How many people do you know started the year with the goal of exercising and “getting in shape?” Now, how many people do you know have had this goal for multiple years without any longterm, sustainable changes? 

This simple example highlights the fact that while we all know that we should exercise and stay active, many of us do not know where to start or what we should be doing. Part of the problem is the constant flow of misinformation about the newest “magic bullet” device or exercise program that will get you in fighting shape without much or any effort. The other part of the problem is the lack of consensus on the who, what, where, when, why and how of exercise. 

My goal for this article is to present some concrete recommendations that will help the novice exerciser to the experienced athlete make movement a regular and enjoyable part of each day. As I have stated in previous articles, knowledge is power and once we know how to care for this vessel properly, we no longer become captive to the latest quick fixes and the dubious and fickle health and wellness industry.

  Physical activity is “any bodily movement produced by skeletal muscles that results in energy expenditure,” while exercise is the subset of physical activity that is “planned, structured and repetitive,” with the “objective of improvement or maintenance of physical fitness,” (Caspersen, Powell & Chistenson, 1985, p.1). Exercise and physical activity are both important for physical fitness or the “ability of your body systems to work together efficiently to allow you to be healthy and perform activities of daily living,” (Caspersen, Powell & Chistenson, 1985, p.1). 

Exercise sessions are very important due to their specificity and structure but they make up only a small portion of our day. Being physically active throughout the day is very important to long term health and longevity. This is highlighted by the fact that according to Piedmont (n.d.), those with active jobs tend to be in better cardiovascular health than those training for marathons. Some simple ways to increase physical activity throughout the day include taking the stairs, parking farther away, doing your own errands/ cleaning and breaking up periods of sitting that are longer than 60 minutes with brief stretching breaks. 
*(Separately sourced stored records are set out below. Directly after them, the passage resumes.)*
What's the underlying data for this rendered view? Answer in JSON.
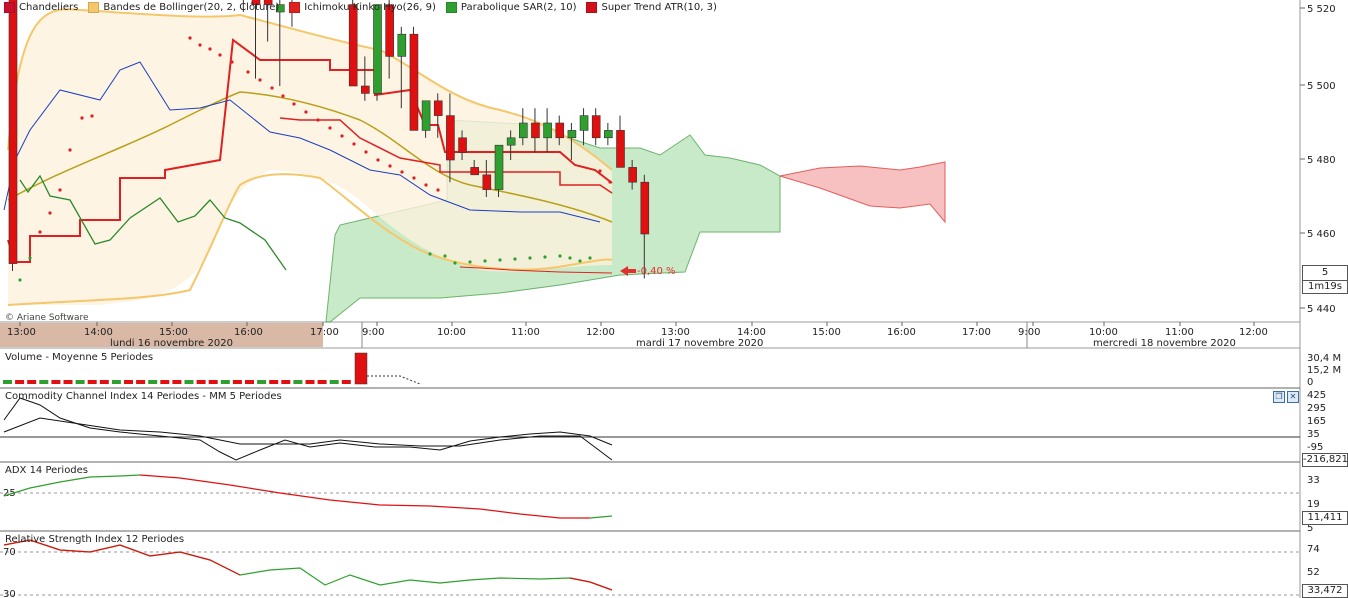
{
  "legend": [
    {
      "label": "Chandeliers",
      "color": "#c8102e"
    },
    {
      "label": "Bandes de Bollinger(20, 2, Clôture)",
      "color": "#f5c76a"
    },
    {
      "label": "Ichimoku Kinko Hyo(26, 9)",
      "color": "#e02020"
    },
    {
      "label": "Parabolique SAR(2, 10)",
      "color": "#2fa02f"
    },
    {
      "label": "Super Trend ATR(10, 3)",
      "color": "#d0101c"
    }
  ],
  "brand": "© Ariane Software",
  "price_badge": "5 449,80",
  "timer_badge": "1m19s",
  "pct_change": "-0,40 %",
  "panes": {
    "volume_title": "Volume  - Moyenne 5 Periodes",
    "cci_title": "Commodity Channel Index 14 Periodes - MM  5 Periodes",
    "adx_title": "ADX 14 Periodes",
    "rsi_title": "Relative Strength Index 12 Periodes",
    "cci_badge": "-216,821",
    "adx_badge": "11,411",
    "rsi_badge": "33,472"
  },
  "controls": {
    "restore_icon": "restore-icon",
    "close_icon": "close-icon"
  },
  "chart_data": {
    "type": "candlestick",
    "price_axis_ticks": [
      "5 520",
      "5 500",
      "5 480",
      "5 460",
      "5 440"
    ],
    "price_ylim": [
      5440,
      5520
    ],
    "time_ticks": [
      "13:00",
      "14:00",
      "15:00",
      "16:00",
      "17:00",
      "9:00",
      "10:00",
      "11:00",
      "12:00",
      "13:00",
      "14:00",
      "15:00",
      "16:00",
      "17:00",
      "9:00",
      "10:00",
      "11:00",
      "12:00"
    ],
    "date_labels": [
      "lundi 16 novembre 2020",
      "mardi 17 novembre 2020",
      "mercredi 18 novembre 2020"
    ],
    "candles": [
      [
        5501,
        5502,
        5445,
        5446
      ],
      [
        5502,
        5518,
        5498,
        5501
      ],
      [
        5502,
        5512,
        5498,
        5504
      ],
      [
        5501,
        5520,
        5499,
        5516
      ],
      [
        5512,
        5521,
        5500,
        5502
      ],
      [
        5504,
        5508,
        5499,
        5502
      ],
      [
        5502,
        5505,
        5498,
        5500
      ],
      [
        5500,
        5502,
        5494,
        5497
      ],
      [
        5495,
        5500,
        5493,
        5497
      ],
      [
        5497,
        5504,
        5494,
        5508
      ],
      [
        5508,
        5511,
        5505,
        5510
      ],
      [
        5510,
        5511,
        5499,
        5504
      ],
      [
        5499,
        5501,
        5491,
        5498
      ],
      [
        5498,
        5500,
        5494,
        5497
      ],
      [
        5497,
        5502,
        5495,
        5500
      ],
      [
        5500,
        5508,
        5496,
        5507
      ],
      [
        5507,
        5508,
        5499,
        5503
      ],
      [
        5504,
        5506,
        5496,
        5506
      ],
      [
        5506,
        5507,
        5487,
        5494
      ],
      [
        5492,
        5494,
        5480,
        5486
      ],
      [
        5486,
        5488,
        5471,
        5481
      ],
      [
        5482,
        5484,
        5476,
        5481
      ],
      [
        5480,
        5485,
        5470,
        5481
      ],
      [
        5482,
        5484,
        5478,
        5484
      ],
      [
        5484,
        5490,
        5483,
        5490
      ],
      [
        5488,
        5489,
        5484,
        5488
      ],
      [
        5490,
        5493,
        5484,
        5491
      ],
      [
        5488,
        5489,
        5483,
        5486
      ],
      [
        5481,
        5484,
        5470,
        5470
      ],
      [
        5470,
        5474,
        5468,
        5469
      ],
      [
        5469,
        5481,
        5468,
        5481
      ],
      [
        5481,
        5482,
        5471,
        5474
      ],
      [
        5474,
        5478,
        5467,
        5477
      ],
      [
        5477,
        5478,
        5468,
        5464
      ],
      [
        5464,
        5468,
        5463,
        5468
      ],
      [
        5468,
        5469,
        5463,
        5466
      ],
      [
        5466,
        5469,
        5457,
        5460
      ],
      [
        5463,
        5464,
        5460,
        5461
      ],
      [
        5459,
        5460,
        5458,
        5458
      ],
      [
        5458,
        5460,
        5455,
        5456
      ],
      [
        5456,
        5462,
        5455,
        5462
      ],
      [
        5462,
        5464,
        5460,
        5463
      ],
      [
        5463,
        5467,
        5462,
        5465
      ],
      [
        5465,
        5467,
        5461,
        5463
      ],
      [
        5463,
        5467,
        5461,
        5465
      ],
      [
        5465,
        5466,
        5462,
        5463
      ],
      [
        5463,
        5465,
        5460,
        5464
      ],
      [
        5464,
        5467,
        5462,
        5466
      ],
      [
        5466,
        5467,
        5462,
        5463
      ],
      [
        5463,
        5465,
        5462,
        5464
      ],
      [
        5464,
        5466,
        5460,
        5459
      ],
      [
        5459,
        5460,
        5456,
        5457
      ],
      [
        5457,
        5458,
        5444,
        5450
      ]
    ],
    "volume_axis": [
      "30,4 M",
      "15,2 M",
      "0"
    ],
    "cci_axis": [
      "425",
      "295",
      "165",
      "35",
      "-95"
    ],
    "adx_axis": [
      "33",
      "19",
      "5"
    ],
    "adx_levels": [
      "25"
    ],
    "rsi_axis": [
      "74",
      "52"
    ],
    "rsi_levels": [
      "70",
      "30"
    ]
  }
}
Who: According to the National Health Services (2021), being physically active leads to a healthier and happier life no matter your age. The Physical Activity Guidelines for Amercans released by the U.S. The Department of Health and Human Services presents age specific recommendations for adults from 0 to 65+. These recommendations include both the types and amount of exercise we should each be doing based on our age. 


How Often/What: 

  1. 0-5 year olds: 

  • 0-1: babies should “be encouraged to be active throughout the day, every day in a variety of ways,” (Piercy et al., 2018, p.2). A great way to help babies stay active is to limit the amount of time that they spend in containers such as highchairs, carseats and bouncers. Time spent on the floor on baby mats and exploring new environments is a great way to encourage activity. 

  • 1-2: toddlers “should be physically active every day for at least 180 minutes (3 hours)” and the more the better (Piercy et al., 2018, p.2). Regular time spent outside, in play-spaces and toddler play-times are a great way to encourage continued development and activity. 

  • 2-5: young children should also be active for at least 3 hours each day including 60 minutes of “moderate-to-vigorous intensity physical activity,” (Piercy et al., 2018, p.2). Limiting screen-time and sedentary activity, including active classes/ sports and planning playdates are great ways to encourage physical activity in this age group. 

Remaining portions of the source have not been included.